When I create an article, and in the article there are punctuation marks (') / single quotes, my articles are not stored and disappeared. For example, in the words: I'm, Online's Story, Don't. Please Help Me Friends.
when executing a query with that kind of string use 'update table set columnOne = "'.mysql_real_escape_string($string) . '"'';
I do not understand, how to install the string above? Can you describe for me, friend?
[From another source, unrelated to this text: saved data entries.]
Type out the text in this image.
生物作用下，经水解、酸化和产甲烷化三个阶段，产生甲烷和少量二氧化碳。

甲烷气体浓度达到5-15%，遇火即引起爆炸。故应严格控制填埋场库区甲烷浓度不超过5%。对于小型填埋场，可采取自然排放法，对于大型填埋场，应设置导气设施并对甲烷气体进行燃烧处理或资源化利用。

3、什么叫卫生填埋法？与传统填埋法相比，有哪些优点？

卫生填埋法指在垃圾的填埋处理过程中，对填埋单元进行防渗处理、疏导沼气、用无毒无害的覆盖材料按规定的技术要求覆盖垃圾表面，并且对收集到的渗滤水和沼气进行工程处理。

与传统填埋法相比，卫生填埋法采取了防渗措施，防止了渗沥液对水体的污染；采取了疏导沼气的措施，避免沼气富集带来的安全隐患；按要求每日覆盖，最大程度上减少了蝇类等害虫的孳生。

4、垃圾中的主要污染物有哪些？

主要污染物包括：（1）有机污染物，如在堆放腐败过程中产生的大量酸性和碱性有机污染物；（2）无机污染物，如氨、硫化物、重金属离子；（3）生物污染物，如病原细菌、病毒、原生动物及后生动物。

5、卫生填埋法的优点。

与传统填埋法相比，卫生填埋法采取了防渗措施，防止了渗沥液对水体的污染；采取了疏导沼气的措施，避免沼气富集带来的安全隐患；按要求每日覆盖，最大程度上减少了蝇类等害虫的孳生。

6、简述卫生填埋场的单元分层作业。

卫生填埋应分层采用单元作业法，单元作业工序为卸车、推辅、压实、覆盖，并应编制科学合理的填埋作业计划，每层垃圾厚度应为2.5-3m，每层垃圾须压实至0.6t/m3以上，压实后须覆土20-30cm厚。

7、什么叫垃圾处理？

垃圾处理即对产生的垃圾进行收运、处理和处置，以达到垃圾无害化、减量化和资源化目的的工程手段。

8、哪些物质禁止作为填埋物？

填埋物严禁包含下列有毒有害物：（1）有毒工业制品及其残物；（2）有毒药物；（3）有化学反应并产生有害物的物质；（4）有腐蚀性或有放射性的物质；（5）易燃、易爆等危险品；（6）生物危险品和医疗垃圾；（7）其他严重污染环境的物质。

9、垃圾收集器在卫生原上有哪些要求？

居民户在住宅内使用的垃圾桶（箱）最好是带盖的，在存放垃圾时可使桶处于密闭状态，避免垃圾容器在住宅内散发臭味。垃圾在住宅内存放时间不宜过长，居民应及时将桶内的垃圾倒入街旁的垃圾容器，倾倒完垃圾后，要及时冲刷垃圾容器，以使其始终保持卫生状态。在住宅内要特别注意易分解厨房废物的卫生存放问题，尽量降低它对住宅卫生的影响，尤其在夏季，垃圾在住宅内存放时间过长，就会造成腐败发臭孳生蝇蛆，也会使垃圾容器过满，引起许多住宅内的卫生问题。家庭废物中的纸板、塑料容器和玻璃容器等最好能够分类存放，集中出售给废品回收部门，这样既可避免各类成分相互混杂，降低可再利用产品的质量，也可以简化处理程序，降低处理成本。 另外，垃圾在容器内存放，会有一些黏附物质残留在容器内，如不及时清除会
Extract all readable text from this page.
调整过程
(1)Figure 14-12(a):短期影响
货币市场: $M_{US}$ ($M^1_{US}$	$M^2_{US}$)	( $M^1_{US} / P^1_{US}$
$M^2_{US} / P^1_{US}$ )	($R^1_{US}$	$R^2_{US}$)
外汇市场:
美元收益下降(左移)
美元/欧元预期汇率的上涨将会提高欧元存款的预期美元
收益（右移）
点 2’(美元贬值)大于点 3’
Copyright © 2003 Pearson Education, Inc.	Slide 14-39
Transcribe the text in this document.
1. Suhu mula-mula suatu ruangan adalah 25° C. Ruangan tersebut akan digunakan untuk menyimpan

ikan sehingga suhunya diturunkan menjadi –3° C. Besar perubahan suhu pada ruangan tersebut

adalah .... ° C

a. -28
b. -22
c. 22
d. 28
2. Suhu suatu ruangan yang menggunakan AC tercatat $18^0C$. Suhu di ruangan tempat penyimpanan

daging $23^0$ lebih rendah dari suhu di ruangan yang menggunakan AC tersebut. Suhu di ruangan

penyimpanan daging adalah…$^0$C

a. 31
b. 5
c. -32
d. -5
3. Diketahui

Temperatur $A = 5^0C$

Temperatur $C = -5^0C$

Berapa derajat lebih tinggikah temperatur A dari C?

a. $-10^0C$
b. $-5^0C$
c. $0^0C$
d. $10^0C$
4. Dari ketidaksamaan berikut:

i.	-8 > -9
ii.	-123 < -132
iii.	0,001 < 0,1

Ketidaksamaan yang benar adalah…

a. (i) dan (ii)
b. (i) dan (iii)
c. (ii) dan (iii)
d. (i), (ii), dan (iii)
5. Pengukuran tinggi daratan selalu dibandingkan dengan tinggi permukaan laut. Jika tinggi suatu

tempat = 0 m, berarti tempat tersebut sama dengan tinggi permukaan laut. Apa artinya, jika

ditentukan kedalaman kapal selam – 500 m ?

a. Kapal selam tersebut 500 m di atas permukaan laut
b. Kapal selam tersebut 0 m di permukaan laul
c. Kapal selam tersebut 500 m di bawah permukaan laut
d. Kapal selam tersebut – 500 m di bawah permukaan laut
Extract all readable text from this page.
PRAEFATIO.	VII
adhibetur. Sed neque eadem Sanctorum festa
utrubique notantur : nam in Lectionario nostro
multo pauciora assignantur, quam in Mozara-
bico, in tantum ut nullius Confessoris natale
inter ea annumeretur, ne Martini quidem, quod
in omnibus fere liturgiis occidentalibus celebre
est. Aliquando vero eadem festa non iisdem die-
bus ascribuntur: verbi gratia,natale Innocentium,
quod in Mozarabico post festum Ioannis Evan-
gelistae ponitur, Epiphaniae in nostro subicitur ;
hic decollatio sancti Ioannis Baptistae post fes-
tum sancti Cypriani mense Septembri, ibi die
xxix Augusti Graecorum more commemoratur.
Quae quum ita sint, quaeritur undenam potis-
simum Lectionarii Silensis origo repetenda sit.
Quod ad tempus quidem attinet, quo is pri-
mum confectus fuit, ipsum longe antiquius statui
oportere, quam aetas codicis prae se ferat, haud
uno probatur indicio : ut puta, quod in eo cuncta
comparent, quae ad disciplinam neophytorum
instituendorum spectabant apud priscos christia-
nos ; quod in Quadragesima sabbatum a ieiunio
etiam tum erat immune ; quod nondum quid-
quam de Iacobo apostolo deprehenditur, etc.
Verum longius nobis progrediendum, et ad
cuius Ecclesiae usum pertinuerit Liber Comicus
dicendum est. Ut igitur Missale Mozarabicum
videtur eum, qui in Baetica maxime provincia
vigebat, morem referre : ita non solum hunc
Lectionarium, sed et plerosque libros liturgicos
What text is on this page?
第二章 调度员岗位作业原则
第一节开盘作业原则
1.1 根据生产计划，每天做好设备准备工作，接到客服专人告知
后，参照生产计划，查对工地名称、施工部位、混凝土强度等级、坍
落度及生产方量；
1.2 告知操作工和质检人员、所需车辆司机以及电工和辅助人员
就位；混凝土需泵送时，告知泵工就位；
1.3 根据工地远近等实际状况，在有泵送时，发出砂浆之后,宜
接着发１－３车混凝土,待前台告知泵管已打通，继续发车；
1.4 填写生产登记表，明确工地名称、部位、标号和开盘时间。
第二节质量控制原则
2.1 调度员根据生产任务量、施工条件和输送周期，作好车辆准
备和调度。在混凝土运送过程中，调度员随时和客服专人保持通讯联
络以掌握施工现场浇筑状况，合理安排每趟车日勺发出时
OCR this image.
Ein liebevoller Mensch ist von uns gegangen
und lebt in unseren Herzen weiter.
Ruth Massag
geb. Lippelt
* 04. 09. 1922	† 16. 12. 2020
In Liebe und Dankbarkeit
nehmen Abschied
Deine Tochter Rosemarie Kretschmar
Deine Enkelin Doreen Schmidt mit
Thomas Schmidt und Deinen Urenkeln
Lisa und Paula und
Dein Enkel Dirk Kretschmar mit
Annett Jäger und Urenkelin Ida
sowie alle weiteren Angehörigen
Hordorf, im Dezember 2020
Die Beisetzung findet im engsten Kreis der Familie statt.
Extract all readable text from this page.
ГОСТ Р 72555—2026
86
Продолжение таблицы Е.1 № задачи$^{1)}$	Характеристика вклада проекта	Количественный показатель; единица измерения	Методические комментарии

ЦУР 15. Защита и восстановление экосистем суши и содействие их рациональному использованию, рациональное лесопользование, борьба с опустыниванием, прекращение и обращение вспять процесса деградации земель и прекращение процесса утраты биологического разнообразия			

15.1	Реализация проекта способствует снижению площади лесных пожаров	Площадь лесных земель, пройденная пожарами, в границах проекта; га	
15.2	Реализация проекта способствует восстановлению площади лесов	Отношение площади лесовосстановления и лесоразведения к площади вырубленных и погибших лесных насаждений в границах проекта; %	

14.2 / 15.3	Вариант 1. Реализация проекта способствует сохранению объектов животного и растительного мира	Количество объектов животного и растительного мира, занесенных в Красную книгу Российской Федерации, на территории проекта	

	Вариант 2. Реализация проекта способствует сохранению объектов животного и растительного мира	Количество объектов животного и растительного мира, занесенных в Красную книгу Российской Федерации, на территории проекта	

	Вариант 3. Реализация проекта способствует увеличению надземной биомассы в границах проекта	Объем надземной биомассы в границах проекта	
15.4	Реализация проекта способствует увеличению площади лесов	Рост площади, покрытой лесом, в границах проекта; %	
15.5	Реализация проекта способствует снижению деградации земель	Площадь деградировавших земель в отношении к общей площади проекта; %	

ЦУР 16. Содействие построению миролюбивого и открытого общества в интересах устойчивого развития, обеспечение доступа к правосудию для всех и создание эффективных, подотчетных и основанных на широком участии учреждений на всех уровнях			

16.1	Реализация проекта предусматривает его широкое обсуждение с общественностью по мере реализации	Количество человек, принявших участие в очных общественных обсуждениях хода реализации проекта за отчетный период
I have sintax as follows: function antislashes($data){ $filter = stripslashes($data); return $filter; } $content = antislashes ($_POST[content_textarea]); mysql_query("INSERT INTO article (title, content) VALUES ('$_POST[title]', '$content')"); mysql_query("UPDATE article SET content = '$content' WHERE id_article='$_POST[id]' ");
function antislashes($data){ $filter = stripslashes($data); return $filter; } $preContent = antislashes ($_POST[content_textarea]); $content = mysql_real_escape_string($preContent); mysql_query("INSERT INTO article (title, content) VALUES ('$_POST[title]', '$content')"); mysql_query("UPDATE article SET content = '$content' WHERE id_article='$_POST[id]' "); PHP: Try that.
mysql_real_escape_string($variable) should perfectly work fine. Always use mysql_error() function when doing some sql related work so that you dont waste much of your time trying to figure out where in your code it goes wrong when some unexpected error occurs withing your code.
Thank very much TimK, bartolay13, spaceman12. I actually got something very valuable here. Very perfect.